With her passion for space and space exploration, Eliza McNitt contributed to the boom in virtual reality with the success of SPHERES (and a 5-star voice cast). Her return this year with ASTRA, presented as a world premiere in competition at SXSW, renews this desire to explore the unknown and the origin of life. A longer experience, which once again takes you to the stars. Read on.
Embark on a mixed reality journey that transforms your room into a spaceship for a mission to the deepest corners of the cosmos. Following the research of your late astrobiologist mother, travel in space and visit planets and their dark moons in the search for life. You’ll try to uncover the mystery of life in the universe and make sense of your loss and grief. ASTRA blends storytelling, mixed reality and interactive design with stunning environments, guiding you through a deeply personal yet universal adventure.
ASTRA – Synopsis
Eliza McNitt – I’m a filmmaker, writer and director. ASTRA is a search for life in the universe as a means to understand the loss of a parent on earth and transport you from your living room to otherworldly planets and their dark moons.
ASTRA is available on Meta Store
Technology Enabling Storytelling
E. M. – VR and AR technology lends itself to many layers of imagination. When I began working on ASTRA, it had been six years since I did Spheres (see our interview) and the technology had evolved so dramatically. You had controllers to experience Spheres, but now you have really amazing hand-tracking that actually gives you a sense of presence.
E. M. – I wanted to create an experience where you were human, you were a character in the story, and you have a grounded presence as a human being. Because of the technology, I felt it best served a story about being a human in space.
E. M. – When we began the project, it was the one year anniversary of the passing of my parents. I think that was something clearly part of the fabric of my existence. It ultimately became part of the project in an undeniable way because it was where my heart was at that moment in processing those feelings.

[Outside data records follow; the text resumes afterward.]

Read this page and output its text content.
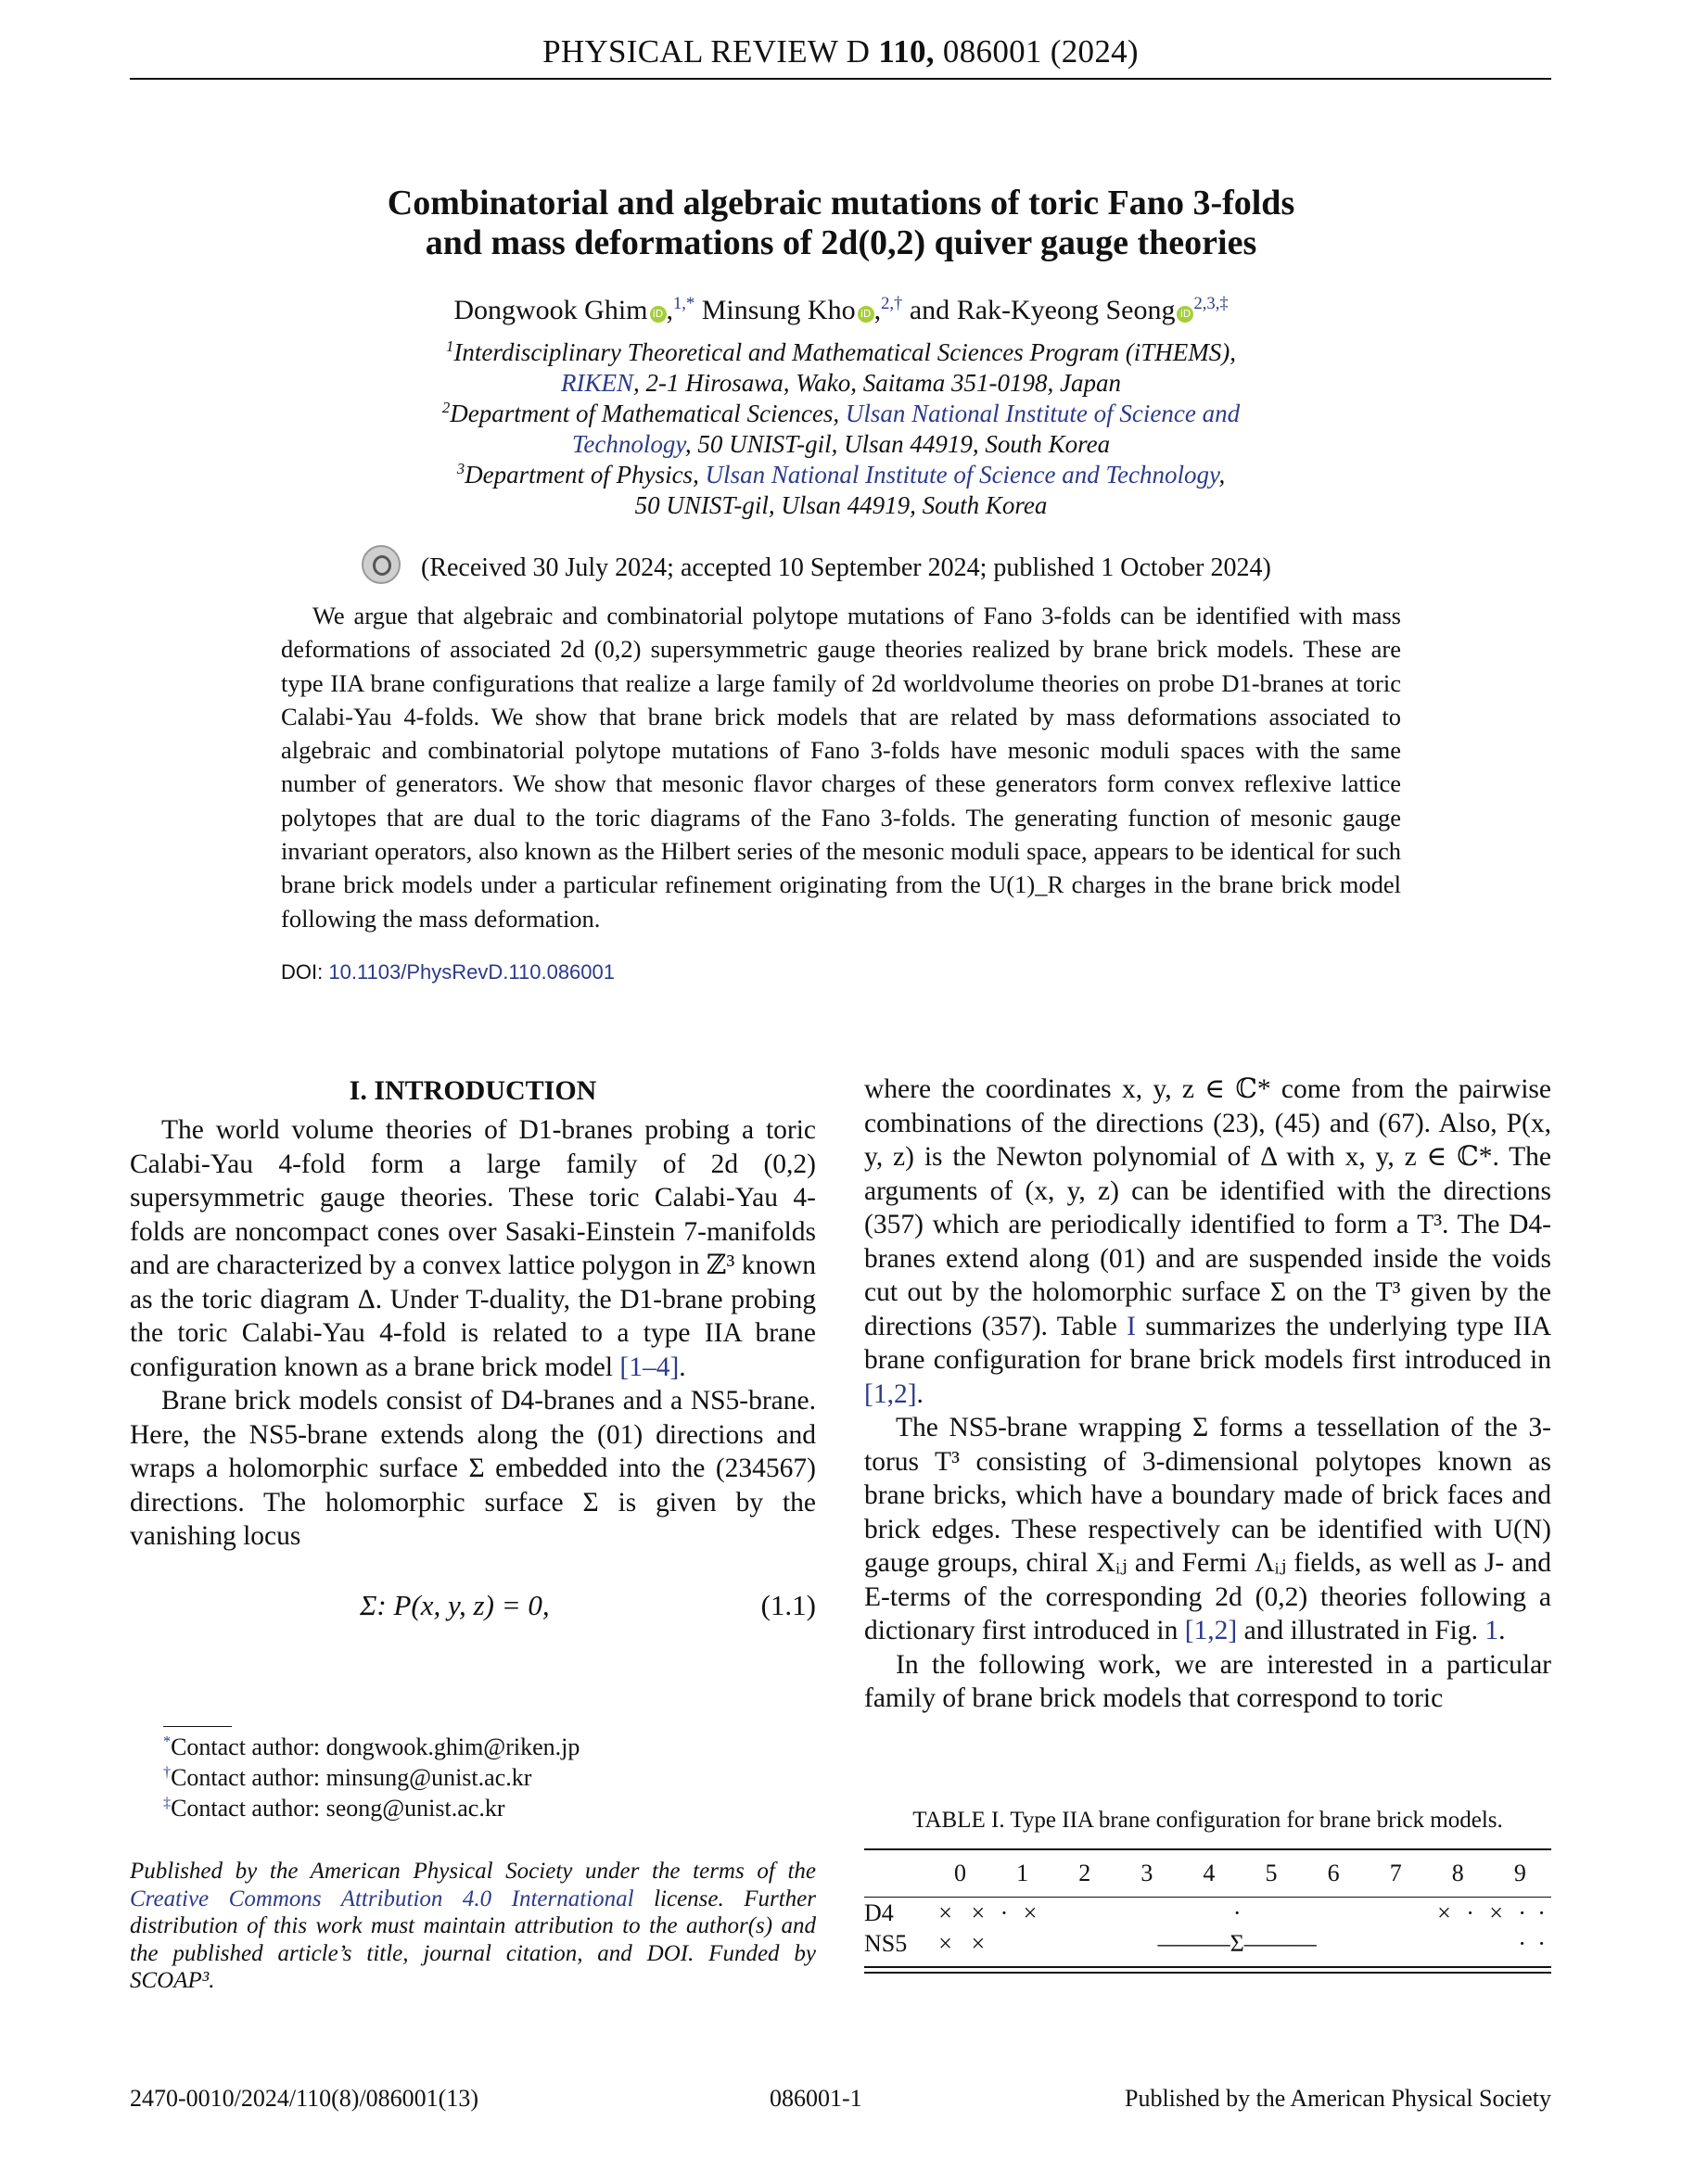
PHYSICAL REVIEW D 110, 086001 (2024)
Combinatorial and algebraic mutations of toric Fano 3-folds
and mass deformations of 2d(0,2) quiver gauge theories
Dongwook Ghim iD ,$^{1,*}$ Minsung Kho iD ,$^{2,\dagger}$ and Rak-Kyeong Seong $iD^{2,3,\ddagger}$
$^1$Interdisciplinary Theoretical and Mathematical Sciences Program (iTHEMS),
RIKEN, 2-1 Hirosawa, Wako, Saitama 351-0198, Japan
$^2$Department of Mathematical Sciences, Ulsan National Institute of Science and
Technology, 50 UNIST-gil, Ulsan 44919, South Korea
$^3$Department of Physics, Ulsan National Institute of Science and Technology,
50 UNIST-gil, Ulsan 44919, South Korea
(Received 30 July 2024; accepted 10 September 2024; published 1 October 2024)
We argue that algebraic and combinatorial polytope mutations of Fano 3-folds can be identified with mass deformations of associated 2d (0,2) supersymmetric gauge theories realized by brane brick models. These are type IIA brane configurations that realize a large family of 2d worldvolume theories on probe D1-branes at toric Calabi-Yau 4-folds. We show that brane brick models that are related by mass deformations associated to algebraic and combinatorial polytope mutations of Fano 3-folds have mesonic moduli spaces with the same number of generators. We show that mesonic flavor charges of these generators form convex reflexive lattice polytopes that are dual to the toric diagrams of the Fano 3-folds. The generating function of mesonic gauge invariant operators, also known as the Hilbert series of the mesonic moduli space, appears to be identical for such brane brick models under a particular refinement originating from the U(1)_R charges in the brane brick model following the mass deformation.
DOI: 10.1103/PhysRevD.110.086001
I. INTRODUCTION

The world volume theories of D1-branes probing a toric Calabi-Yau 4-fold form a large family of 2d (0,2) supersymmetric gauge theories. These toric Calabi-Yau 4-folds are noncompact cones over Sasaki-Einstein 7-manifolds and are characterized by a convex lattice polygon in ℤ³ known as the toric diagram Δ. Under T-duality, the D1-brane probing the toric Calabi-Yau 4-fold is related to a type IIA brane configuration known as a brane brick model [1–4].

Brane brick models consist of D4-branes and a NS5-brane. Here, the NS5-brane extends along the (01) directions and wraps a holomorphic surface Σ embedded into the (234567) directions. The holomorphic surface Σ is given by the vanishing locus

Σ: P(x, y, z) = 0,	(1.1)

where the coordinates x, y, z ∈ ℂ* come from the pairwise combinations of the directions (23), (45) and (67). Also, P(x, y, z) is the Newton polynomial of Δ with x, y, z ∈ ℂ*. The arguments of (x, y, z) can be identified with the directions (357) which are periodically identified to form a T³. The D4-branes extend along (01) and are suspended inside the voids cut out by the holomorphic surface Σ on the T³ given by the directions (357). Table I summarizes the underlying type IIA brane configuration for brane brick models first introduced in [1,2].

The NS5-brane wrapping Σ forms a tessellation of the 3-torus T³ consisting of 3-dimensional polytopes known as brane bricks, which have a boundary made of brick faces and brick edges. These respectively can be identified with U(N) gauge groups, chiral Xᵢⱼ and Fermi Λᵢⱼ fields, as well as J- and E-terms of the corresponding 2d (0,2) theories following a dictionary first introduced in [1,2] and illustrated in Fig. 1.

In the following work, we are interested in a particular family of brane brick models that correspond to toric

TABLE I. Type IIA brane configuration for brane brick models.
	0	1	2	3	4	5	6	7	8	9
D4	×	×	·	×	·	×	·	×	·	·
NS5	×	×			———Σ———				·	·
*Contact author: dongwook.ghim@riken.jp
†Contact author: minsung@unist.ac.kr
‡Contact author: seong@unist.ac.kr
Published by the American Physical Society under the terms of the Creative Commons Attribution 4.0 International license. Further distribution of this work must maintain attribution to the author(s) and the published article’s title, journal citation, and DOI. Funded by SCOAP³.
2470-0010/2024/110(8)/086001(13)	086001-1	Published by the American Physical Society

E. M. – The experience begins in AR with a box. You can see your hands, and you open the box. Inside are unsentimental objects left behind by your mother, who is an astrobiologist. The objects end up being clues for your journey ahead. What’s so incredible about the technology now is that you’re literally picking these things up. You can look at them one by one in detail.
E. M. – In the box, you find a tape recorder and you place a tape inside and the voice recordings of your mother begin as the world around you transforms into a spaceship and you are launched into outer space. This is where I wanted to really use this mixed reality technology as a storytelling tool.
E. M. – You begin in reality, you see all of these items and like memories, all of these items become part of the experience you’re about to have. The experience evolves from the spaceship to having a dream. When you experience memories, they kind of come in and out of your consciousness while you’re awake.
E. M. – So to me, that felt like the spaceship is the vessel for these memories. But then there are the worlds you access that are in full VR. To me that was like the dream where you’re actually fully immersed in those. That’s where you hear your mother’s recordings as they go in and out of the world telling you about the science around it.
Developing the Gesture Interactions
E. M. – In space, there are moons covered in water and these are the most likely places where we will discover life, or so we think. That is really fascinating to me. You have Titan, which is a moon of Saturn that has lakes of methane. You have Europa, which is a complete ocean world beneath these layers of ice. You travel to these moons and others to collect chemical ingredients that are vital for life.
E. M. – Because this is a project about reaching out to your mother, reaching out to life when you cannot reach it––that’s how the gesture interaction was born. You have to reach out with your hand to collect each chemical ingredient found on the moons you explore. How do you make methane memorable? Like with the objects in the box at the beginning, you create an emotional connection with the chemical ingredients by physically touching them.
A Reflection on Life as We Recognize It
E. M. – The final sequence of ASTRA is a 360 degree meditation on life and is in the form of a bedtime story. I think one of the most important parts of this sequence is that you observe the formation of a star, and this is a cosmic process through which six ingredients for life are created.
E. M. – It’s a full-circle moment. The whole project contemplates how we search for life in chemical ingredients that symbolize life as we understand it. But when we actually discover life, will it present itself in a form that we have yet to recognize? That’s how I feel about the project and how life connects to death, where, when a parent passes away, you are searching for signs that they’re still there, that they’re still around.